Einar, together with Eva Haettner (now Eva Haettner Aurelius, literature professor at LU), has a daughter, Kristin Aslaug Persson. She is currently a professor in the Department of Materials Science and Engineering at UC Berkeley, California. She has kindly provided us with photos and other documents regarding Einar. Johanna B. Jónsdóttir at the Undergraduate Secretariat of the Biology department helped with translations from Icelandic (Google translate cannot handle this ancient Scandinavian language). Edna was a close friend of Einar, and they both worked at the Kämpinge field station.
Calahonda, Costa del Sol, October 10, 2018
Edna Graneli
Professor emerita
Marine Ecology
Wilhelm Graneli
Professor emeritus
Limnology
Some of Einars publications
Ólafsson, E. B. And Høisæter, T. 1988. A stratified two-stage sampling design for estimation of the biomass of Mytilus edulis L. In Lindåspollene, a land-locked fjord in western Norway. – Sarsia 73:267-281.
Ólafsson, E. B. And Persson, L.-E. 1986. Distribution, life cycle and demography in a brackish water population of the isopod Cyathura carinata (Kröyer) (Crustacea). – Estuarine, Coastal and Shelf Science 23:673-687.
Ólafsson, E. B., Peterson, C. H. And Ambrose, W. G. Jr. 1994. Does recruitment limitation structure populations and communities of macro-invertebrates in marine soft sediments: the relative significance of pre- and post-settlement processes. – Oceanography and Marine Biology: An Annual Review 32:65-109. Published posthumously.
Dissertation: “Dynamics in deposit-feeding and suspension-feeding populations of the bivalve Macoma balthica; an experimental study” 1988
Per Lundberg
Thanks for sharing this little biography and piece of departmental history.
It is important to connect to the past.
And please make sure to keep the pub’s name alive instead of the anonymous and bland ”Friday pub”.
Christer Löfstedt
Great initiative Ville!
I think that there is room for more ”histories” like this! “The farther back you can look, the farther forward you are likely to see.”
I took Ecology (10 p at the time, 15 nowadays – the normal inflation…) together with Einar.

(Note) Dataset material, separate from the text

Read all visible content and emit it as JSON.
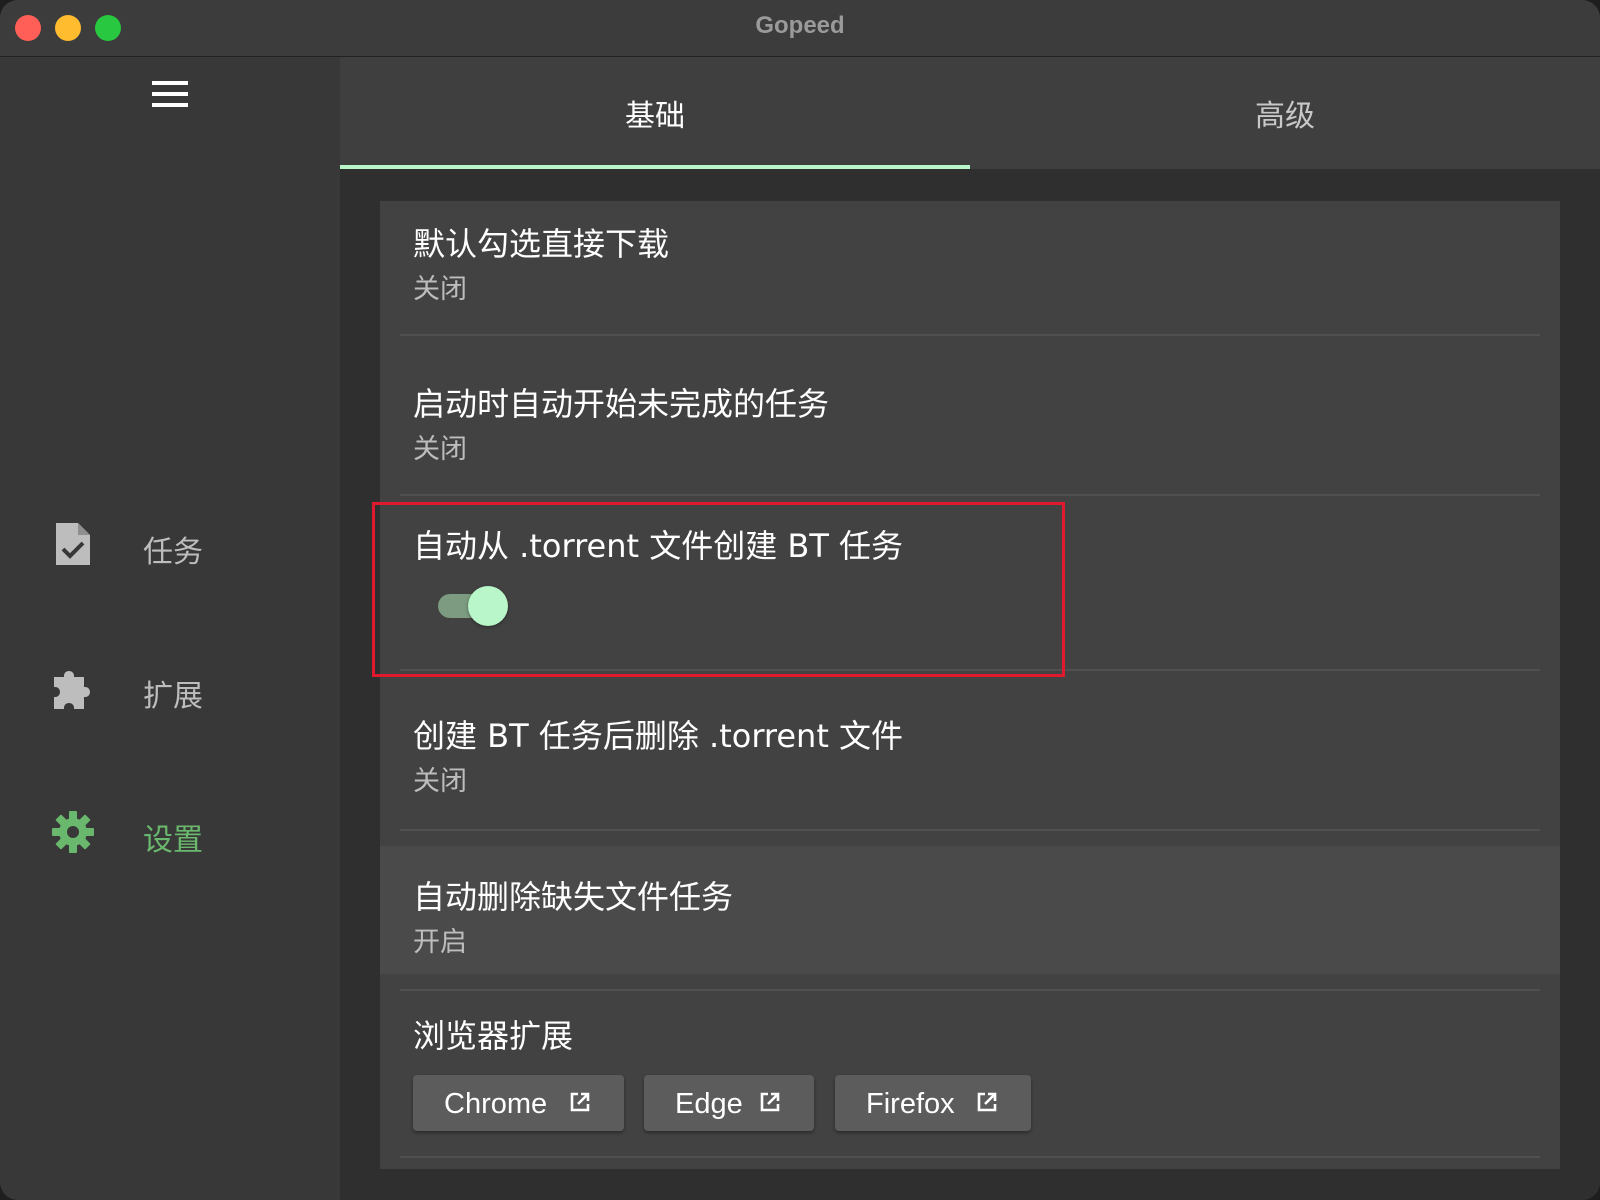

I believe it was back in 1977. Einar joined in for the field course at Öland as far as I recall. Uncertain about his participation in the marine biology part at Helsingör but that would of course have been his natural habitat! Some beer was involved also on this occasion and on the whole it was a memorable course under the leadership of Göran Bengtsson.
I do not really remember you from Pub Einar in the basement in the old Ecology building at Helgonavägen 5? Also that was both memorable and enjoyable. Einar made an impact – socially and scientifically!